When the seemingly random marks are done, they are combined by overlaying all the drawings. This is what Calame uses for her paintings.
I think it is best in her own words:
Since the early 90s, I have been working with tracing. I go to specific locations to trace marks, stains and cracks on the ground on to architectural Mylar (polyester-based tracing film). From these tracings I make drawings and paintings. I clean the original tracings and layer them on top of each other. Once I’ve piled up the tracings, I place several rectangles of drafting Mylar on top of them. This determines the size of the drawings I will eventually make. I then start to trace the layers of rubbings that are beneath the rectangles, with a different colour pencil for each layer, peeling back the layers one by one until I reach the bottom of the pile. The final drawings are always a surprise.

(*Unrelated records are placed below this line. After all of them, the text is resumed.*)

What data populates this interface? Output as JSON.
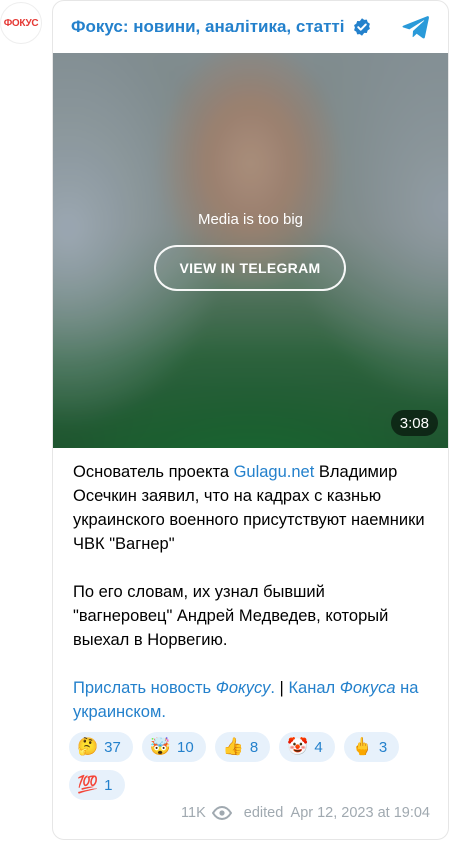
{
  "avatar": {
    "text": "ФОКУС"
  },
  "header": {
    "channel_name": "Фокус: новини, аналітика, статті"
  },
  "media": {
    "message": "Media is too big",
    "button_label": "VIEW IN TELEGRAM",
    "duration": "3:08"
  },
  "post": {
    "p1_text_a": "Основатель проекта ",
    "p1_link": "Gulagu.net",
    "p1_text_b": " Владимир Осечкин заявил, что на кадрах с казнью украинского военного присутствуют наемники ЧВК \"Вагнер\"",
    "p2_text": "По его словам, их узнал бывший \"вагнеровец\" Андрей Медведев, который выехал в Норвегию.",
    "link1_a": "Прислать новость ",
    "link1_b": "Фокусу",
    "link1_c": ".",
    "separator": " | ",
    "link2_a": "Канал ",
    "link2_b": "Фокуса",
    "link2_c": " на украинском."
  },
  "reactions": [
    {
      "emoji": "🤔",
      "count": "37"
    },
    {
      "emoji": "🤯",
      "count": "10"
    },
    {
      "emoji": "👍",
      "count": "8"
    },
    {
      "emoji": "🤡",
      "count": "4"
    },
    {
      "emoji": "🖕",
      "count": "3"
    },
    {
      "emoji": "💯",
      "count": "1"
    }
  ],
  "footer": {
    "views": "11K",
    "edited": "edited  Apr 12, 2023 at 19:04"
  },
  "colors": {
    "accent": "#2481cc",
    "muted": "#a0a9b0",
    "brand_red": "#e53935"
  }
}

I was recently invited to do a resency at the Albright-Knox art gallery in Buffalo, NY. I traced for three weeks with nine assistants for five days a week. We took tracings from a storage hall at the Arcelor Mittal steel plant, from a wading pool, a parking lot. This working process is important – going out into the world.
My journey through tracing different sites, working with and meeting people and seeing their reactions to the work – all this has changed my understanding of representation and abstraction.
It has been said the Ingrid Calame finds beauty in the grime, starting with markings from places in the world that are in plain sight, but of things very few people stop and look at.
Here is a link to an article about the tracing of the Indianapolis Speedway.
Who wants to go exploring Atlanta with me with a couple of rolls of mylar?